I understand that your aunt communicated to you and informed you that I was not feeling well, but what I believe she did not tell you is that for those two weeks the ancestors were seriously beckoning me.
You see, I know by now you know about this new disease which has created chaos all over the world, the disease which is forcing people to put pieces of cloth to cover their nose and mouth.
They call it Covid-19, and with the rumours spreading around about the severity of the disease, I knew I was on my way to the ancestors when I confirmed that I have it. Just two days before I went down with it, a good friend of mine who was also my neighbour succumbed to it, and he was younger and more energetic than me, so you can imagine my fear.
After going through that experience, I can confidently say that I do not wish to see anyone else going through the same situation, because believe me it is terrible!
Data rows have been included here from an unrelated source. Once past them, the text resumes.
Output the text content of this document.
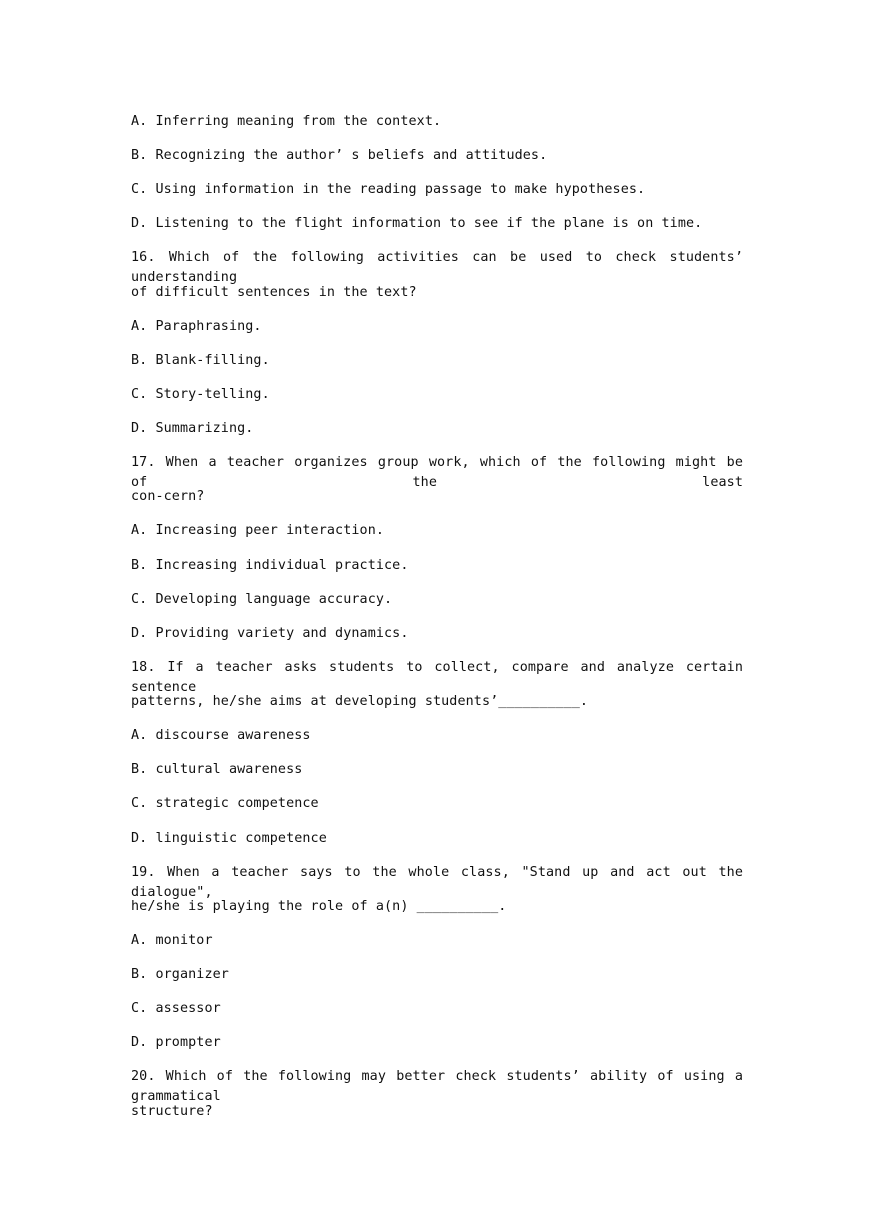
A. Inferring meaning from the context.
B. Recognizing the author’ s beliefs and attitudes.
C. Using information in the reading passage to make hypotheses.
D. Listening to the flight information to see if the plane is on time.
16. Which of the following activities can be used to check students’ understanding
of difficult sentences in the text?
A. Paraphrasing.
B. Blank-filling.
C. Story-telling.
D. Summarizing.
17. When a teacher organizes group work, which of the following might be of the least
con-cern?
A. Increasing peer interaction.
B. Increasing individual practice.
C. Developing language accuracy.
D. Providing variety and dynamics.
18. If a teacher asks students to collect, compare and analyze certain sentence
patterns, he/she aims at developing students’__________.
A. discourse awareness
B. cultural awareness
C. strategic competence
D. linguistic competence
19. When a teacher says to the whole class, "Stand up and act out the dialogue",
he/she is playing the role of a(n) __________.
A. monitor
B. organizer
C. assessor
D. prompter
20. Which of the following may better check students’ ability of using a grammatical
structure?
Your aunt was really confused, I can tell you, and I was told that she was crying throughout my ordeal, and for a moment she thought that I had gone senile.
For those two weeks I was hanging between reality and the fairy world, which was dominated by the presence of ancestors, male and female, led by Chief Mirambo himself.
Son, there were times I could witness circumcision songs in my hallucination, and I saw myself dancing like there was no tomorrow, and then there were moments when I could see myself leading a unit of the dreaded Ruga ruga warriors into battle.
But when chief Mirambo turned on me and told me that my time on earth had expired and that I was supposed to join them, I let out a terrible cry, which made the hardened Ruga ruga scamper for cover.
His hard eyes were locked on me, and behind him I saw Mzee Kasele looking at me with a very hungry look in his eyes, and I pleaded with the chief to let me return to earth so that I could kiss my wife goodbye.
“Son, we need you here so that you can tell us stories of the changes in my Kingdom, because I understand that nowadays you don’t use horses anymore, and instead you use some metal boxes which move on their own,” said Chief Mirambo in a gruff voice.
I told him that it was indeed true, but he should let me go back and confirm whether they move on their own or they also use grass, and that is when Mzee Kasele intervened, and told the chief that I should stop whining because my hut was ready for occupation.
You see son, this old man hated my guts since I was still a young lad, and I was surprised that he took the matter to the after world, considering the fact that he died almost 50 years ago.
But Liwelelo is great, because he commanded the chief to allow me to go back and take care after my family and farm, and that is when I crashed back to the world and saw your aunt crying her eyes out.
To tell you the truth, there is need for us to pray hard to our ancestors so that this disease can go back where it came from, because I am always fighting with your aunt because I refuse to put that piece of cloth on my face, because it makes one look stupid, and for me it makes it hard to breath freely.